The two aforementioned approaches [31, 32] suggest different views of the folding process: stages versus transitions. In the absence of further experimental data, MD simulations are being used to gain more insight into such processes (see for example ref. [43]).

4. Other mechanical studies

Mechanical unfolding experiments have also been used to study a wide range of biological processes.

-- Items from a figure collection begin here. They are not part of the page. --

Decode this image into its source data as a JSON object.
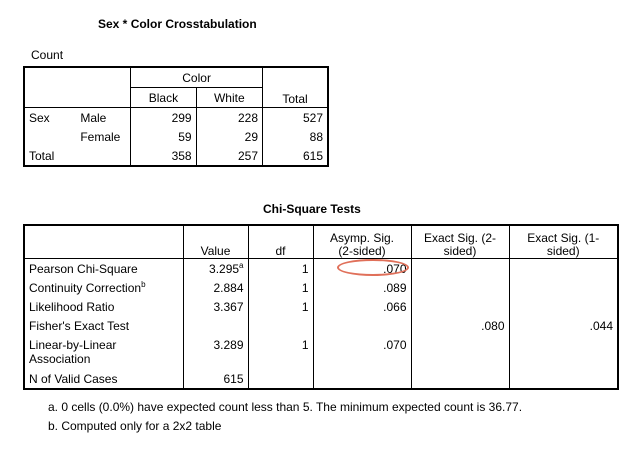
{
  "crosstab": {
    "title": "Sex * Color Crosstabulation",
    "count_label": "Count",
    "color_header": "Color",
    "col_black": "Black",
    "col_white": "White",
    "col_total": "Total",
    "row_group": "Sex",
    "rows": [
      {
        "label": "Male",
        "black": "299",
        "white": "228",
        "total": "527"
      },
      {
        "label": "Female",
        "black": "59",
        "white": "29",
        "total": "88"
      }
    ],
    "total_row": {
      "label": "Total",
      "black": "358",
      "white": "257",
      "total": "615"
    }
  },
  "chisq": {
    "title": "Chi-Square Tests",
    "headers": {
      "value": "Value",
      "df": "df",
      "asymp_1": "Asymp. Sig.",
      "asymp_2": "(2-sided)",
      "exact2_1": "Exact Sig. (2-",
      "exact2_2": "sided)",
      "exact1_1": "Exact Sig. (1-",
      "exact1_2": "sided)"
    },
    "rows": [
      {
        "label": "Pearson Chi-Square",
        "label_sup": "",
        "value": "3.295",
        "value_sup": "a",
        "df": "1",
        "asymp": ".070",
        "exact2": "",
        "exact1": ""
      },
      {
        "label": "Continuity Correction",
        "label_sup": "b",
        "value": "2.884",
        "value_sup": "",
        "df": "1",
        "asymp": ".089",
        "exact2": "",
        "exact1": ""
      },
      {
        "label": "Likelihood Ratio",
        "label_sup": "",
        "value": "3.367",
        "value_sup": "",
        "df": "1",
        "asymp": ".066",
        "exact2": "",
        "exact1": ""
      },
      {
        "label": "Fisher's Exact Test",
        "label_sup": "",
        "value": "",
        "value_sup": "",
        "df": "",
        "asymp": "",
        "exact2": ".080",
        "exact1": ".044"
      },
      {
        "label": "Linear-by-Linear",
        "label_line2": "Association",
        "label_sup": "",
        "value": "3.289",
        "value_sup": "",
        "df": "1",
        "asymp": ".070",
        "exact2": "",
        "exact1": ""
      },
      {
        "label": "N of Valid Cases",
        "label_sup": "",
        "value": "615",
        "value_sup": "",
        "df": "",
        "asymp": "",
        "exact2": "",
        "exact1": ""
      }
    ],
    "footnote_a": "a. 0 cells (0.0%) have expected count less than 5. The minimum expected count is 36.77.",
    "footnote_b": "b. Computed only for a 2x2 table"
  },
  "highlight_color": "#e0705a"
}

As a result, titin has been suggested to also function as a mechanical signal transducer [44]. Moreover, mechanically induced exposure of cryptic (hidden) sites have been described as a transduction mechanism in talin [45]. Also, the ability of ankyrin to generate force upon refolding has been proposed to be relevant for biological functions that require specific elastic responses, such as the generation of tension in biological membranes [46].

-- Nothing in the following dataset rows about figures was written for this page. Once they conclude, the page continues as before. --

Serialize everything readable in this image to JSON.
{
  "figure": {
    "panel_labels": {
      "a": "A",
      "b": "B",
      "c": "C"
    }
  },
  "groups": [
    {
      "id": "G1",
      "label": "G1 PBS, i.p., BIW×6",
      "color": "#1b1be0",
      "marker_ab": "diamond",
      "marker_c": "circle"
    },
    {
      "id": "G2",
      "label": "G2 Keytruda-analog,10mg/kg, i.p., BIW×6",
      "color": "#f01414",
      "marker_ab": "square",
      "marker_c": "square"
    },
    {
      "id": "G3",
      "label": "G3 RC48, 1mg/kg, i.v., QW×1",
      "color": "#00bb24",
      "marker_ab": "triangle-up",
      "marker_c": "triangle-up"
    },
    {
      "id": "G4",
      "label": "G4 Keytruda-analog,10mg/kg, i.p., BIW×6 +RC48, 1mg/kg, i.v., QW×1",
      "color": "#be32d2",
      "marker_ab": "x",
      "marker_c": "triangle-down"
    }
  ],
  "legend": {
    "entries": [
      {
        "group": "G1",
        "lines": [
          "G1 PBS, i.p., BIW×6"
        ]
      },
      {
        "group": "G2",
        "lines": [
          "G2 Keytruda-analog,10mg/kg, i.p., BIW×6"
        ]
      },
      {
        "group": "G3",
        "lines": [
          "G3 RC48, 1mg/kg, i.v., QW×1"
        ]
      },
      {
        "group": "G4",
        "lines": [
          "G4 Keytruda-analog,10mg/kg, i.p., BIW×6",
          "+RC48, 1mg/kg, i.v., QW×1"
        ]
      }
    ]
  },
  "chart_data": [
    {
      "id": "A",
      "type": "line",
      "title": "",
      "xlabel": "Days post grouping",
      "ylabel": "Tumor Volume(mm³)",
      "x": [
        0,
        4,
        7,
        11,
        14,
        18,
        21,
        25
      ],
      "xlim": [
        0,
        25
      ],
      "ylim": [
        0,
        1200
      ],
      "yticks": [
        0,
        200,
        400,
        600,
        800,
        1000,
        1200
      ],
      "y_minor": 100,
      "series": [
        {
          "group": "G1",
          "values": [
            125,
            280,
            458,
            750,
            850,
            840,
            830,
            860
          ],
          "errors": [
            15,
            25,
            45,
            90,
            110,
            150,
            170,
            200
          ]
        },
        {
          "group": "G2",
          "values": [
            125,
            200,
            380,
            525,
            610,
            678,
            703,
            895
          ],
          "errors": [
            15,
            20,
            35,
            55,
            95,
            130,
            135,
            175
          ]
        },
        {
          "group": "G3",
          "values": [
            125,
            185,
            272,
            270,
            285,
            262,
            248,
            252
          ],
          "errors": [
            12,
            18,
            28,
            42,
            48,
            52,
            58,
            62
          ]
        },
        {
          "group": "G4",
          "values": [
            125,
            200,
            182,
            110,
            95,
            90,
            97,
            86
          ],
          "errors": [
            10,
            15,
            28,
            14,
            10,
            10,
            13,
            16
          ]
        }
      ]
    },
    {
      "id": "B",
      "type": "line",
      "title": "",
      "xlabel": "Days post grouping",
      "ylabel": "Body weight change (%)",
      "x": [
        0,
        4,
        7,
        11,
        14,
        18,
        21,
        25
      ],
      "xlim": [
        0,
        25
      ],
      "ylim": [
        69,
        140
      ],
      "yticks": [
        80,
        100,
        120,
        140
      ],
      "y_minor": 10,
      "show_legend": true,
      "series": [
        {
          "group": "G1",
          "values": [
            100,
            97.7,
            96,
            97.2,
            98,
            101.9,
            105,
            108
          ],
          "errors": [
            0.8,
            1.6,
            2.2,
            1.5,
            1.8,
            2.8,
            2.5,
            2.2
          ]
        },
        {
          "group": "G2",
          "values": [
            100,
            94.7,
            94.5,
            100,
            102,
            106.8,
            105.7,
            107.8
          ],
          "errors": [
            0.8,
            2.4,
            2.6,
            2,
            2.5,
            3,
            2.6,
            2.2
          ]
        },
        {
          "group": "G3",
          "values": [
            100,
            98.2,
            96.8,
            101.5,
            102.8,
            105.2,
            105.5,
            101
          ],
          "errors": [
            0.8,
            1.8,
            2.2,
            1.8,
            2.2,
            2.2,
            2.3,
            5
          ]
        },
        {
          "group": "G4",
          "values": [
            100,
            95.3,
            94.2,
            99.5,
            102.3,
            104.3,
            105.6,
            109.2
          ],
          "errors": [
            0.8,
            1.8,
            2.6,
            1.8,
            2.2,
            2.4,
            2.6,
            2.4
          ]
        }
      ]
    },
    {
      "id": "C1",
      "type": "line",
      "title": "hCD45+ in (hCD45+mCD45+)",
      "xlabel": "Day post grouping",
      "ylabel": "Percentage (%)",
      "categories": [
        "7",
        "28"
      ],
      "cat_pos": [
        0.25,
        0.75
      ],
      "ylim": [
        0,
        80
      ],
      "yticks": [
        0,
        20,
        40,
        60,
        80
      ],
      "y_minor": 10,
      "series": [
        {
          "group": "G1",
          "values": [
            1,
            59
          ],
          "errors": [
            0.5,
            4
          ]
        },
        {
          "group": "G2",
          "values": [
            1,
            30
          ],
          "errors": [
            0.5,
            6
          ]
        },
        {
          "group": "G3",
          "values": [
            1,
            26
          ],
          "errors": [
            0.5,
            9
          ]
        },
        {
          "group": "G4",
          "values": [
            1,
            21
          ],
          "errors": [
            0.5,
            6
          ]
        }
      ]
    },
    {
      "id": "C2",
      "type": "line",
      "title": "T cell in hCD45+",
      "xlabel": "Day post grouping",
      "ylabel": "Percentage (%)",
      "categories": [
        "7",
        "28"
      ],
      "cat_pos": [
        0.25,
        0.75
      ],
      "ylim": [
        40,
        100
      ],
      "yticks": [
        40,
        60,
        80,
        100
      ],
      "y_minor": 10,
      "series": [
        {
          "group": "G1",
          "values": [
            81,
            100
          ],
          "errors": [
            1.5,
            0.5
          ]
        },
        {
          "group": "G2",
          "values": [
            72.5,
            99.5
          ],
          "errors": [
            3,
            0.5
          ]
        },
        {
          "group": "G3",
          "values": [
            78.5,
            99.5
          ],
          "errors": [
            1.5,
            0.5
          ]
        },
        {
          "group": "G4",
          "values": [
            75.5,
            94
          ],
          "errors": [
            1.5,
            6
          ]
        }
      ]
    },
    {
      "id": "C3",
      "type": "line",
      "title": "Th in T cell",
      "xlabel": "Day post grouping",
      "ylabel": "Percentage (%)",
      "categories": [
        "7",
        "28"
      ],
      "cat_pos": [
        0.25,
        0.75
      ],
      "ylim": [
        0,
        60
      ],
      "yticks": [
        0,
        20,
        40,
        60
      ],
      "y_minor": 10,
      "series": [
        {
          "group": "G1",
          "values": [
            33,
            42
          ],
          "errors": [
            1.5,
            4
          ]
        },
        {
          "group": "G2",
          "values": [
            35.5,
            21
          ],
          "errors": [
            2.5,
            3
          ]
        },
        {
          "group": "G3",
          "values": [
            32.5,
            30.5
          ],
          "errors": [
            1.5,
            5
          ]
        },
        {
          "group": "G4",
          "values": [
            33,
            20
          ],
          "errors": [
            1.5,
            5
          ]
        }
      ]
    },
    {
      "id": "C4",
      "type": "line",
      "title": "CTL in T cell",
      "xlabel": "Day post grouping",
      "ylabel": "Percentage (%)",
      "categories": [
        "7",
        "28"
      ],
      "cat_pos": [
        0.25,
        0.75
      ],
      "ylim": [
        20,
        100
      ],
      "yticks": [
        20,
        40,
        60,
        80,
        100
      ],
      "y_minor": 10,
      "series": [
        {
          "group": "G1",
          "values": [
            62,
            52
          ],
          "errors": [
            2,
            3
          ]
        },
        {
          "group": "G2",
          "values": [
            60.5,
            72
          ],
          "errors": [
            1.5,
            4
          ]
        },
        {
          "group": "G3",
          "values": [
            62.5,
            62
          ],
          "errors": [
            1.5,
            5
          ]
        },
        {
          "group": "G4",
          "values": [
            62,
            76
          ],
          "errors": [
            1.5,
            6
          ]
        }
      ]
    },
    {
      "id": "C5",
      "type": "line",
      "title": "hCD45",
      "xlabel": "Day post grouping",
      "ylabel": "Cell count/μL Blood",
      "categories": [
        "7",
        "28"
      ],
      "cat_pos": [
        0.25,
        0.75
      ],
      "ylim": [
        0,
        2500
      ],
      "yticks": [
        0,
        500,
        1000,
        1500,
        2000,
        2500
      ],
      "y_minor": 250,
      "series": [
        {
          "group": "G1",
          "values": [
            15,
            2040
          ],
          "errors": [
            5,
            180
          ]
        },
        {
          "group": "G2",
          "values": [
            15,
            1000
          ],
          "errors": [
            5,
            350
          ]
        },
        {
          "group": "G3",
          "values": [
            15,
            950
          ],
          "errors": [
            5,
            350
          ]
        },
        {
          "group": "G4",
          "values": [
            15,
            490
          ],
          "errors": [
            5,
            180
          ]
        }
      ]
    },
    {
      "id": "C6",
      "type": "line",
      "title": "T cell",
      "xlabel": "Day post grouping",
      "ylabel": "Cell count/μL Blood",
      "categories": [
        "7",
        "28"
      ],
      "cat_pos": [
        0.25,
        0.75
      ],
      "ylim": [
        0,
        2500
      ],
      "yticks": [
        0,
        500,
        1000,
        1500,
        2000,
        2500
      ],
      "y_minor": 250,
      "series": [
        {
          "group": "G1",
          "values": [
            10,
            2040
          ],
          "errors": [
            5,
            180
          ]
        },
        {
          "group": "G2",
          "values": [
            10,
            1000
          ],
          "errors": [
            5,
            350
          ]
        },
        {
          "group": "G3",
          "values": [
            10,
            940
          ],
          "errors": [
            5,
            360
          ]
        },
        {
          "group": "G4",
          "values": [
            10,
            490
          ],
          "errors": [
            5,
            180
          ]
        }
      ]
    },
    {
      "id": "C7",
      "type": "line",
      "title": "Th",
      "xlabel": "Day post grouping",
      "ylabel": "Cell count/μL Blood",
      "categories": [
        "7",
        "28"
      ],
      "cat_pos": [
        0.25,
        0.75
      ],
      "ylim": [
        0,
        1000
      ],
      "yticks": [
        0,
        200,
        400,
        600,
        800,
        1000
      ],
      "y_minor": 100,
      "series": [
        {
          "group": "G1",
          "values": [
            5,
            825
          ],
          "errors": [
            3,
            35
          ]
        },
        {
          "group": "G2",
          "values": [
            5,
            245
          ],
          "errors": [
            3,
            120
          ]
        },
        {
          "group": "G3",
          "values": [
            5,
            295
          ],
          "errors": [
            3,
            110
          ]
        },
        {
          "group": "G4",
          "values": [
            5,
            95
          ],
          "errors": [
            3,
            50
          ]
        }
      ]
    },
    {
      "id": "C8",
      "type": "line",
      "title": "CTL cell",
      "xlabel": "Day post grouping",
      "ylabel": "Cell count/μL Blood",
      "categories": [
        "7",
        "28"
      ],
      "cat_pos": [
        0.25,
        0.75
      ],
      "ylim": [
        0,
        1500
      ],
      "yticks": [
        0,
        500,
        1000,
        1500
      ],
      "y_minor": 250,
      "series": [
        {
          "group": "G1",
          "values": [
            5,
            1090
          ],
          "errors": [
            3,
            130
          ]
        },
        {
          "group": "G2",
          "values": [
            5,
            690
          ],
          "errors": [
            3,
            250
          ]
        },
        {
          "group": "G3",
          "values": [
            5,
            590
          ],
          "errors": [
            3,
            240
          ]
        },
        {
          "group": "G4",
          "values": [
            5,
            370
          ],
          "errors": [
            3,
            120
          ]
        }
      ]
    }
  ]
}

Furthermore, disease associated mutations in polycystic kidney disease (PKD) domains of polycystin-1 (a kidney mechanosensor) display distinct mechanical phenotypes [47]. Considering that neurotoxic proteins may jam the unfoldase motors [7], the recent attempts to measure their mechanical properties [48–50] constitute a particularly interesting biologically relevant line of research.

Several other applications for this methodology have recently been published. For instance, detailed information has been obtained on the single disulphide-bond breakage under force [51, 52]. Moreover, rational modification of the mechanical properties of proteins is an interesting emerging field. Different approaches have been followed, such as fragment shuffling between structurally related proteins [14], changing the unfolding pathway by using disulphide bonds [53], adding metal chelation sites to the mechanical clamp [54], adding amino acids that extend a loop near the break point of the protein [55], or modulating hydrophobic contacts by complementary changes on related residues [27].

5. Conclusions and future directions

SMFS studies have provided exciting and promising results in studying large conformational changes, including protein folding. However, further developments are required in order to gain a better insight in the mechanics of protein folding.

For instance, these studies have been performed on a limited number of proteins, and the general rules that govern protein mechanical stability and folding need to be worked out in more detail. Also, some technological developments are needed, such as single-molecule markers that allow proteins with low mechanical stability to be studied (e.g. natively unstructured proteins), or single-event markers to unequivocally analize the nanomechanics of protein interactions. Furthermore, better functionalizing protocols that permit greater control of the protein sample are needed.

Finally, further development in computer science and modeling is also required in order to be able to use all-atom simulations in biologically relevant timescales, and in conditions comparable to experiments.